Albuquerque

by Rebecca Orchard

     At five past four in the morning, her fingers numb and tired, the sculptor looks up from her work and sees her young assistant across the studio, asleep with his head on her desk. When he wakes, scraps will be stuck to his cheek: bits of paper, strands of stretched polyurethane, metal shavings fine as sand. She can picture him blearily rubbing his face, imagines him driving home. He will shower in a thin trickle of water, fall into his nest of a bed and sleep snuffling like a rabbit, his warm limbs curled around his body. He will rise in the late afternoon and pull on the clothes immediately to hand, his hair a studiously unstudied mess, and drive back to her studio, stopping on the way to get coffee at the contemporary-organic place on Coal Ave., where he flirts with the barista named Zarah.

     The sculptor envies him. He took her there once, wanting to show her off, but of course no one recognizes artists. Smocked, clay-streaked, zeroing in on middle age, she stood there, hating the roughness of her large hands, hiding them in her pockets as she watched the tiny, lithe assistant, whose youth and radiant energy were not as contagious as either of them had hoped. Ordering her coffee, her life-long anxiety throttled her: she mumbled at the quick-eyed Zarah with the sardonic smile and got a paper cup of drip coffee. She loaded it with cream and sugar, eager to leave, but the assistant ordered a flat white in porcelain and stood at the bar made of reclaimed wood, his foot propped on a low railing so he looked like a well-caffeinated Washington, crossing the Delaware.

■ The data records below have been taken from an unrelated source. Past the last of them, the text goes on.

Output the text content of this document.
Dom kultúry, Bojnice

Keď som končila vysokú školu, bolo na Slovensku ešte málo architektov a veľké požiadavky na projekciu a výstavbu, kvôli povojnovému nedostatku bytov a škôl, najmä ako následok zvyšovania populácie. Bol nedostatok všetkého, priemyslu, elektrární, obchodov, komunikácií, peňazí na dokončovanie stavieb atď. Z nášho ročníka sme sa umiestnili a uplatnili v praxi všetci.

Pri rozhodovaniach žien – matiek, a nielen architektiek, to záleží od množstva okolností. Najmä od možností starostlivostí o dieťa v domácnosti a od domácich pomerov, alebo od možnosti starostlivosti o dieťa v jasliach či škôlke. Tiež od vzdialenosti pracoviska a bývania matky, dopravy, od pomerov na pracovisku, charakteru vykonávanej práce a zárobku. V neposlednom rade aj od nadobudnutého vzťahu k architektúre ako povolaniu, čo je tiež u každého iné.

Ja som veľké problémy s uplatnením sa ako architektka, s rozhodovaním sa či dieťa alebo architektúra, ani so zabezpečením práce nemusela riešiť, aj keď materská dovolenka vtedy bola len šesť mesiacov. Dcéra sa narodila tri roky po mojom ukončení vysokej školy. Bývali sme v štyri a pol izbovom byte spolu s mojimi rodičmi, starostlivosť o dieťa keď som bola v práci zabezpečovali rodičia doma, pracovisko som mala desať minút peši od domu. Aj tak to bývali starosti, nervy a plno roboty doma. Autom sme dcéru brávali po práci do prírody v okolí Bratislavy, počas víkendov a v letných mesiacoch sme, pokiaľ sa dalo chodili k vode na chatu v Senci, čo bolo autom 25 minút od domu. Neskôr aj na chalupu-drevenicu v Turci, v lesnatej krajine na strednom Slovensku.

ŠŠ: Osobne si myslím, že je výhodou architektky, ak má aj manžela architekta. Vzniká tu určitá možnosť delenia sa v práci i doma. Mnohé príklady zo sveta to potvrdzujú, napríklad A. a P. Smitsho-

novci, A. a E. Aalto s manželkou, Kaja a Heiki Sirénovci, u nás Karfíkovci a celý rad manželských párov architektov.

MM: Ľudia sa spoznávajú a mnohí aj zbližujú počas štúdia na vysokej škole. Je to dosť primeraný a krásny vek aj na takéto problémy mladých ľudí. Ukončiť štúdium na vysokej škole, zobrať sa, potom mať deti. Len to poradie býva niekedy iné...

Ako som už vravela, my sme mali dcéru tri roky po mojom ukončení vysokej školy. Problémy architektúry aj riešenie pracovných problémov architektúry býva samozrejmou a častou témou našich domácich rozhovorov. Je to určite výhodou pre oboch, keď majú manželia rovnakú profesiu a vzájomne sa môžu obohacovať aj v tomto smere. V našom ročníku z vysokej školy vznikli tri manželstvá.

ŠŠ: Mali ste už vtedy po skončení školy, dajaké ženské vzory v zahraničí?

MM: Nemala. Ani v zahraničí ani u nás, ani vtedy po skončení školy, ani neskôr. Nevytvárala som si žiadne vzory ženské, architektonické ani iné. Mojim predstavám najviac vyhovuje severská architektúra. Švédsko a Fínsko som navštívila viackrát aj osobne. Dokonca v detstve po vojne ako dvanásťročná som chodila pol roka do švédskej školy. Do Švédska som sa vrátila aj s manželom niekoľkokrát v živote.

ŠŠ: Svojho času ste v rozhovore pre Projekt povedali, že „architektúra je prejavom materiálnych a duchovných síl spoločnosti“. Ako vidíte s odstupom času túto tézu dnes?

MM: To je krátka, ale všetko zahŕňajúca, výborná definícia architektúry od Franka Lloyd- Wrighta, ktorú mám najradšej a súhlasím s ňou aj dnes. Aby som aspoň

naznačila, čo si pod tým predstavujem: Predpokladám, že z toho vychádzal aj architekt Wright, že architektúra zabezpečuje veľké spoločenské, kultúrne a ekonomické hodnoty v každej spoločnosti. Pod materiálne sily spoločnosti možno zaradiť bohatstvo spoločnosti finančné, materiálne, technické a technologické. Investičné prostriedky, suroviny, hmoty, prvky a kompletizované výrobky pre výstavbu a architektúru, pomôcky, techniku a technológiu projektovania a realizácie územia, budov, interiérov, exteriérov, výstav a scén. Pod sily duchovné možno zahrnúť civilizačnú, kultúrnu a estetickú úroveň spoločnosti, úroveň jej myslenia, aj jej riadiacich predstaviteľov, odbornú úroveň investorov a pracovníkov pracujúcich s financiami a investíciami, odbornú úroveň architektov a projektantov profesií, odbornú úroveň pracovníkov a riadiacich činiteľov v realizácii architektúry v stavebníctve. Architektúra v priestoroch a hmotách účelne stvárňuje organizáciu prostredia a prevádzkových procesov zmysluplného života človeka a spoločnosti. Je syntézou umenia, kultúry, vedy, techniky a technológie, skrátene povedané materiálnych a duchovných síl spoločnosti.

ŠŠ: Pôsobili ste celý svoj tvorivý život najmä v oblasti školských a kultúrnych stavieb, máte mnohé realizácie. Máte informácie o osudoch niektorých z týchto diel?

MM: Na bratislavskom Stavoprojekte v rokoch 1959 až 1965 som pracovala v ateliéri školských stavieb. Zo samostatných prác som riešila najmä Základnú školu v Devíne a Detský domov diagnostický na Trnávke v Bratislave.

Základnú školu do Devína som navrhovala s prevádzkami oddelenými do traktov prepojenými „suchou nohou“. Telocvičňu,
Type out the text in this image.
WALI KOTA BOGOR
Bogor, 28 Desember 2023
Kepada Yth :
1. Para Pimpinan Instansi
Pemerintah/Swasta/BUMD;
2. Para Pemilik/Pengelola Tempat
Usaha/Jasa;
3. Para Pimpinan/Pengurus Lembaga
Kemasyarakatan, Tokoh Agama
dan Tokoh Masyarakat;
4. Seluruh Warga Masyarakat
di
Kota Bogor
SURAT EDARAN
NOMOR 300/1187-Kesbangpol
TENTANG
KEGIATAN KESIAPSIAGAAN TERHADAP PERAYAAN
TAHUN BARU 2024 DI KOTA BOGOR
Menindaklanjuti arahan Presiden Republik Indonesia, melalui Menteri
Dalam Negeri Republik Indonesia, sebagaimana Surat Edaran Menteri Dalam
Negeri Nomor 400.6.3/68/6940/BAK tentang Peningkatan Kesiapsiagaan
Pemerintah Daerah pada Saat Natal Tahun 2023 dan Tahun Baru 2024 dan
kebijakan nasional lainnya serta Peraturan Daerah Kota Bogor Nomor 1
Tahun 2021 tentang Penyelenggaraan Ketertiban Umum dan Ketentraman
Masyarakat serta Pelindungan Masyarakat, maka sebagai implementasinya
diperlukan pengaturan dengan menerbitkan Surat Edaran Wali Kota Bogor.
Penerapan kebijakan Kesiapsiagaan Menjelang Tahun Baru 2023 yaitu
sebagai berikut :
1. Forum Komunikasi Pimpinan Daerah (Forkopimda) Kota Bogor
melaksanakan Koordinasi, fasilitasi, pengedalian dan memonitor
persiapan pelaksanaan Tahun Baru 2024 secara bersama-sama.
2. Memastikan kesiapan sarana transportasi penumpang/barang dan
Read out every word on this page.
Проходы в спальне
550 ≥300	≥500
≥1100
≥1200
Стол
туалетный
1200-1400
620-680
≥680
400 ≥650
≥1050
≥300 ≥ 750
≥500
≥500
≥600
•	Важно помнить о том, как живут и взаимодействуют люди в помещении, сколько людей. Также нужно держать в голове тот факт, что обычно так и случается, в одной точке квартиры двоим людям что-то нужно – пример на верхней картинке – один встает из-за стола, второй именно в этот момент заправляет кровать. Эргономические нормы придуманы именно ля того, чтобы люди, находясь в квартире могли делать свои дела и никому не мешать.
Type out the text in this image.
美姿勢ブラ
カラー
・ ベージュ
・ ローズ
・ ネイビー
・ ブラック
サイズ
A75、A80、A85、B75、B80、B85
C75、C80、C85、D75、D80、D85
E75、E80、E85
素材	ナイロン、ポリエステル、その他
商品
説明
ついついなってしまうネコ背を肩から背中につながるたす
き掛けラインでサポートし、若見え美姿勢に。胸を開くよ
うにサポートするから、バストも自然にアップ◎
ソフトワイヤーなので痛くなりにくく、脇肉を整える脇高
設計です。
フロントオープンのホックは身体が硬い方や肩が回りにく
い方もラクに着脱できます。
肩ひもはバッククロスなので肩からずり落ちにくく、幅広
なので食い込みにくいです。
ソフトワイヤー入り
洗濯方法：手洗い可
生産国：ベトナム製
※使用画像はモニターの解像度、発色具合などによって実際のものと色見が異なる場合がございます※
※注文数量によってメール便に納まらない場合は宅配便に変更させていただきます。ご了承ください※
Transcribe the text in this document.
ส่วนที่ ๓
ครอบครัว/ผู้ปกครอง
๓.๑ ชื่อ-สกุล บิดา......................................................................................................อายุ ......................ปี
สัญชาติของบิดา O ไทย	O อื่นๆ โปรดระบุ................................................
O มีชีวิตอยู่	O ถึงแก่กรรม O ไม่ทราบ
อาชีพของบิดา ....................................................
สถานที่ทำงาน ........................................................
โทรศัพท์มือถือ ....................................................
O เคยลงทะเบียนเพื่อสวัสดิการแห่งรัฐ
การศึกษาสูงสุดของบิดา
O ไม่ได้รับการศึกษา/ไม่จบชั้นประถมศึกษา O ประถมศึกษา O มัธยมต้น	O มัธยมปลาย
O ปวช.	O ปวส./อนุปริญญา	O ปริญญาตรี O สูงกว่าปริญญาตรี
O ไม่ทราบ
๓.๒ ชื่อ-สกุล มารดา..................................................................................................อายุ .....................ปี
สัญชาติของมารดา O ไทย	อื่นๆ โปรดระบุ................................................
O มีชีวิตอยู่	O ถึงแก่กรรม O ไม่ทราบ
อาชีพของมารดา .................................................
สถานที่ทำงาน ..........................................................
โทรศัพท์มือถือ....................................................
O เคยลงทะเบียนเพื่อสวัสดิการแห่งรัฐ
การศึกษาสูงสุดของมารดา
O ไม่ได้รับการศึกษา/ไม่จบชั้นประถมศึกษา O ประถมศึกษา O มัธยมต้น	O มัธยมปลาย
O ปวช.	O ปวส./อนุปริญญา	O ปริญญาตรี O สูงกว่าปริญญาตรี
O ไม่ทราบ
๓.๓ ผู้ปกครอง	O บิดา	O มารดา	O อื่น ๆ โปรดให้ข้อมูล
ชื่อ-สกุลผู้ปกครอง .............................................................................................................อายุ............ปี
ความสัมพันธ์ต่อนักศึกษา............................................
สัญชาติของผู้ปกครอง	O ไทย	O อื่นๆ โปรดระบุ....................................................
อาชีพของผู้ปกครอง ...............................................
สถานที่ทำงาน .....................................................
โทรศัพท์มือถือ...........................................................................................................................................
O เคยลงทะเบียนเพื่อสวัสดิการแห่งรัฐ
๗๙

     “But you’re the artist,” he’d said to her later, when they’d finally returned to the studio and she’d surprised herself by confessing her discomfort. “They just talk about doing something about art. We—” he’d looked so earnest just then, “We do it.”

     What was the doing of it? she’d wondered, trailing her hand over the mess on her workbench. Mostly she paced and felt stupid, pasted together idiotic craft projects. “Someone comes along later and calls it art.”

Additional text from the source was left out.